Abstract

Natural compounds often have complex molecular structures and unknown molecular targets. These characteristics make them difficult to analyse using a classical pharmacological approach. Curcumin, the main curcuminoid of turmeric, is a complex molecule possessing wide-ranging biological activities, cellular mechanisms and roles in potential therapeutic treatment including Alzheimer's disease and cancer. Here, we investigate the physiological effects and molecular targets of curcumin in Dictyostelium discoideum We show curcumin causes acute effects on cell behaviour, reduces cell growth, and slows multicellular development. We then employ a range of structurally related compounds to show the distinct role of different structural groups cell behaviour, growth, and development, highlighting active moieties in cell function, and showing that these cellular effects are unrelated to the well-known antioxidant activity of curcumin.

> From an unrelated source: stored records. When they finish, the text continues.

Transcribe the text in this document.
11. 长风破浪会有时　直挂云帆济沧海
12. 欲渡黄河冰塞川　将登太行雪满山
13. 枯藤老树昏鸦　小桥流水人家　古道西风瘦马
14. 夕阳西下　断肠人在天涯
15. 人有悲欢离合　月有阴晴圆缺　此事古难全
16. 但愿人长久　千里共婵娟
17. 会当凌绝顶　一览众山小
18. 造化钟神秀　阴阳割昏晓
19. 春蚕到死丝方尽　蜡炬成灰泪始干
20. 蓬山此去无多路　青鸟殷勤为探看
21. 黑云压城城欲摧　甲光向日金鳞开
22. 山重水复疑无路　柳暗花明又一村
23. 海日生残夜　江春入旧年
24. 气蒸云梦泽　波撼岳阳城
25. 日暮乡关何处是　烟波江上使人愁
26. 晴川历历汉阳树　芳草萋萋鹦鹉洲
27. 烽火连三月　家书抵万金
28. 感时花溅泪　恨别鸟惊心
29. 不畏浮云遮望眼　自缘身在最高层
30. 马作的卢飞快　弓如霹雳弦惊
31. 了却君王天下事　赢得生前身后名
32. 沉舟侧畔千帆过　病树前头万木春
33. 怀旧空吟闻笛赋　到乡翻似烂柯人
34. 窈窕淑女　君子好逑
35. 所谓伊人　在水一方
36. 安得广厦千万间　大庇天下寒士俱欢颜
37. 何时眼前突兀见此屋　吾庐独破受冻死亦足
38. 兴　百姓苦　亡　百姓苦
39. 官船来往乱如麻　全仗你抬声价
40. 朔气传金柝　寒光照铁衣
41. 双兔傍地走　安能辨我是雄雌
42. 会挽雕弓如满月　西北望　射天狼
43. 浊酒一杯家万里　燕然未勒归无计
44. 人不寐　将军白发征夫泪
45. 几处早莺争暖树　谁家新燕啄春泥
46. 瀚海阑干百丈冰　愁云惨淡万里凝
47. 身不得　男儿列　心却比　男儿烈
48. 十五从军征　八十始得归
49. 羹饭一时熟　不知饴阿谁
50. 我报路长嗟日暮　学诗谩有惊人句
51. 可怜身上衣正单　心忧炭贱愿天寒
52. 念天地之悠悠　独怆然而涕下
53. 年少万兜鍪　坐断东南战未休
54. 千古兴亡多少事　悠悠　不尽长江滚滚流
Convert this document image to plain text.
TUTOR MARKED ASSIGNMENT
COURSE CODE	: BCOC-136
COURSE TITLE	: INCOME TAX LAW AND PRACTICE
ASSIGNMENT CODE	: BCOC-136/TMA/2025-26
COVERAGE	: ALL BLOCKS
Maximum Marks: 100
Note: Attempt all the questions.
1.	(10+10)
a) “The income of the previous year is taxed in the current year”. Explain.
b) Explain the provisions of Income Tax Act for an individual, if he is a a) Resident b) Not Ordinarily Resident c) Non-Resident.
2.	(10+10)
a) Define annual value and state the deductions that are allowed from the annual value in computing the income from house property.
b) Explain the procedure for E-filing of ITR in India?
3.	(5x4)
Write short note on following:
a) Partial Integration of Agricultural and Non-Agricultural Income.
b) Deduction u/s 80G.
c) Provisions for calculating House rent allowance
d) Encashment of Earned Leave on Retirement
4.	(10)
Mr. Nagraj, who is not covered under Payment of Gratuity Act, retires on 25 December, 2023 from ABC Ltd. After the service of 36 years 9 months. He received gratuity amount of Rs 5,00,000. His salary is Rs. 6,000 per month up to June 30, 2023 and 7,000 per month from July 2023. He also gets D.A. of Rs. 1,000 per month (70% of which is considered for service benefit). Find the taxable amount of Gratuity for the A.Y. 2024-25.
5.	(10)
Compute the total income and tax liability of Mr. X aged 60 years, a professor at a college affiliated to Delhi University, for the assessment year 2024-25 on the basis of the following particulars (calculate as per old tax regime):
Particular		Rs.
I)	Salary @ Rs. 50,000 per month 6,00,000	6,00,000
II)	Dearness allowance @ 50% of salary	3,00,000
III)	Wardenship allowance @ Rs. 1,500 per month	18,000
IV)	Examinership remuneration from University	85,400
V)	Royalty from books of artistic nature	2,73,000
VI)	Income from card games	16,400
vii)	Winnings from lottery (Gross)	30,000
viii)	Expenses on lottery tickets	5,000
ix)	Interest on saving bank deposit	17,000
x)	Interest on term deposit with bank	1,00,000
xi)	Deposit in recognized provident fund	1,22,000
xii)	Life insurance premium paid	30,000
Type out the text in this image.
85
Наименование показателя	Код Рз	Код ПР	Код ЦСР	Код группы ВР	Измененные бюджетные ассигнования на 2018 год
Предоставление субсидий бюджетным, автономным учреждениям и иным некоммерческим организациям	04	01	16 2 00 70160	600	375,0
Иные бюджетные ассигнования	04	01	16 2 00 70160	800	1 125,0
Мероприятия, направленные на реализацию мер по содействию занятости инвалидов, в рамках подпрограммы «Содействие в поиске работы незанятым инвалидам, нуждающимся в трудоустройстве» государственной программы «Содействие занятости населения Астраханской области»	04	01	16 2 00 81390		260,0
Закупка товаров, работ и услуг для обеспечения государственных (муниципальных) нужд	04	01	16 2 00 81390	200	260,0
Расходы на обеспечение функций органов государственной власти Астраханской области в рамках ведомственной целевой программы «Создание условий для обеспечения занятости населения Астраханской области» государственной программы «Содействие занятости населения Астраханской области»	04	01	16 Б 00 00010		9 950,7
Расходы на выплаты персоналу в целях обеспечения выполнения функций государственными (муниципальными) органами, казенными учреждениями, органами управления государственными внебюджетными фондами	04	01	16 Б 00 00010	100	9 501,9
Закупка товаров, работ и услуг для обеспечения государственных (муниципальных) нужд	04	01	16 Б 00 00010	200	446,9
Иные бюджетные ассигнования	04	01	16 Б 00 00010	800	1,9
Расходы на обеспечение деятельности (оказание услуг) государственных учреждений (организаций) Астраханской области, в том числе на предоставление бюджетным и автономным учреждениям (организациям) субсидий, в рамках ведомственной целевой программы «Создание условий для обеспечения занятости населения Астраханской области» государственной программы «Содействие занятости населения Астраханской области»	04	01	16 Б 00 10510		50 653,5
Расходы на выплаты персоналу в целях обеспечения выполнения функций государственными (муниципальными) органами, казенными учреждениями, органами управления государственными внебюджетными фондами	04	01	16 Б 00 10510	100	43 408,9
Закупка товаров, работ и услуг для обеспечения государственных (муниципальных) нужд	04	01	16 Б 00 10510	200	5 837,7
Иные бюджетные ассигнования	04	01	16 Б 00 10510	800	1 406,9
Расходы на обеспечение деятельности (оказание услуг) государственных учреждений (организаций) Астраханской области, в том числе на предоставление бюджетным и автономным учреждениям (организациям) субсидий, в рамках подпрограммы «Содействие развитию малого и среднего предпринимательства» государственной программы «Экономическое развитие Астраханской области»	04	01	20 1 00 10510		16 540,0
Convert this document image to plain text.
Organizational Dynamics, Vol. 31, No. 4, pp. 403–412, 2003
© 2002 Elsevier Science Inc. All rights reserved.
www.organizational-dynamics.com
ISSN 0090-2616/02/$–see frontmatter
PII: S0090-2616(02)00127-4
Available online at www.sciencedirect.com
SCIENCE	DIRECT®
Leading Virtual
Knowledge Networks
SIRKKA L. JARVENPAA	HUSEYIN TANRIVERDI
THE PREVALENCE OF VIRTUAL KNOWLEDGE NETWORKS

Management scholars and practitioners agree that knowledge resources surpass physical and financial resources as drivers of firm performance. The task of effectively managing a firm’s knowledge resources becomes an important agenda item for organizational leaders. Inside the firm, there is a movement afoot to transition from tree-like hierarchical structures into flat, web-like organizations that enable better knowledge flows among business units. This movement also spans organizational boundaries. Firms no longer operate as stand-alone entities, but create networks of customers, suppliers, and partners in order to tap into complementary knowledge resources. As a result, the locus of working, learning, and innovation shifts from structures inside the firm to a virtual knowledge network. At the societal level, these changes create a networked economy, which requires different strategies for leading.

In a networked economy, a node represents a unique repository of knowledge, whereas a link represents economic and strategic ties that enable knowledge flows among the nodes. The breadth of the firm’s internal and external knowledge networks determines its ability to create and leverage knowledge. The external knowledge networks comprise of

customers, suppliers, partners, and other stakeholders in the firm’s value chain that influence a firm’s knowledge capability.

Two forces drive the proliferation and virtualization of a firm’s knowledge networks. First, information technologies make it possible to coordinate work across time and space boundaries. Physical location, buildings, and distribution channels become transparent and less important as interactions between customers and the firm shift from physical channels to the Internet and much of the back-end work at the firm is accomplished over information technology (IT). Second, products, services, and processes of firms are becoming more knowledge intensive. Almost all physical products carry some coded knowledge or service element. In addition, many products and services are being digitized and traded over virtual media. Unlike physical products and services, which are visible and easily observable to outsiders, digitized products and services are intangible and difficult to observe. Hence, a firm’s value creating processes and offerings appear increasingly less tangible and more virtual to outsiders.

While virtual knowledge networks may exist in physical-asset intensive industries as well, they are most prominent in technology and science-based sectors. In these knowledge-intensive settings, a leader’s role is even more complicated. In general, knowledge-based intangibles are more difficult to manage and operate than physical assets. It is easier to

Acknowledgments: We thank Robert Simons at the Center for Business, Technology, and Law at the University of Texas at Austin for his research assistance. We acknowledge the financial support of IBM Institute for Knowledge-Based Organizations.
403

Molecular mechanisms underlying the effect of curcumin and one synthetic analogue (EF24) were then investigated to identify a curcumin-resistant mutant lacking the protein phosphatase 2A regulatory subunit (PsrA) and an EF24-resistant mutant lacking the presenilin 1 orthologue (PsenB). Using in-silico docking analysis, we then show that curcumin may function through direct binding to a key regulatory region of PsrA. These findings reveal novel cellular and molecular mechanisms for the function of curcumin and related compounds.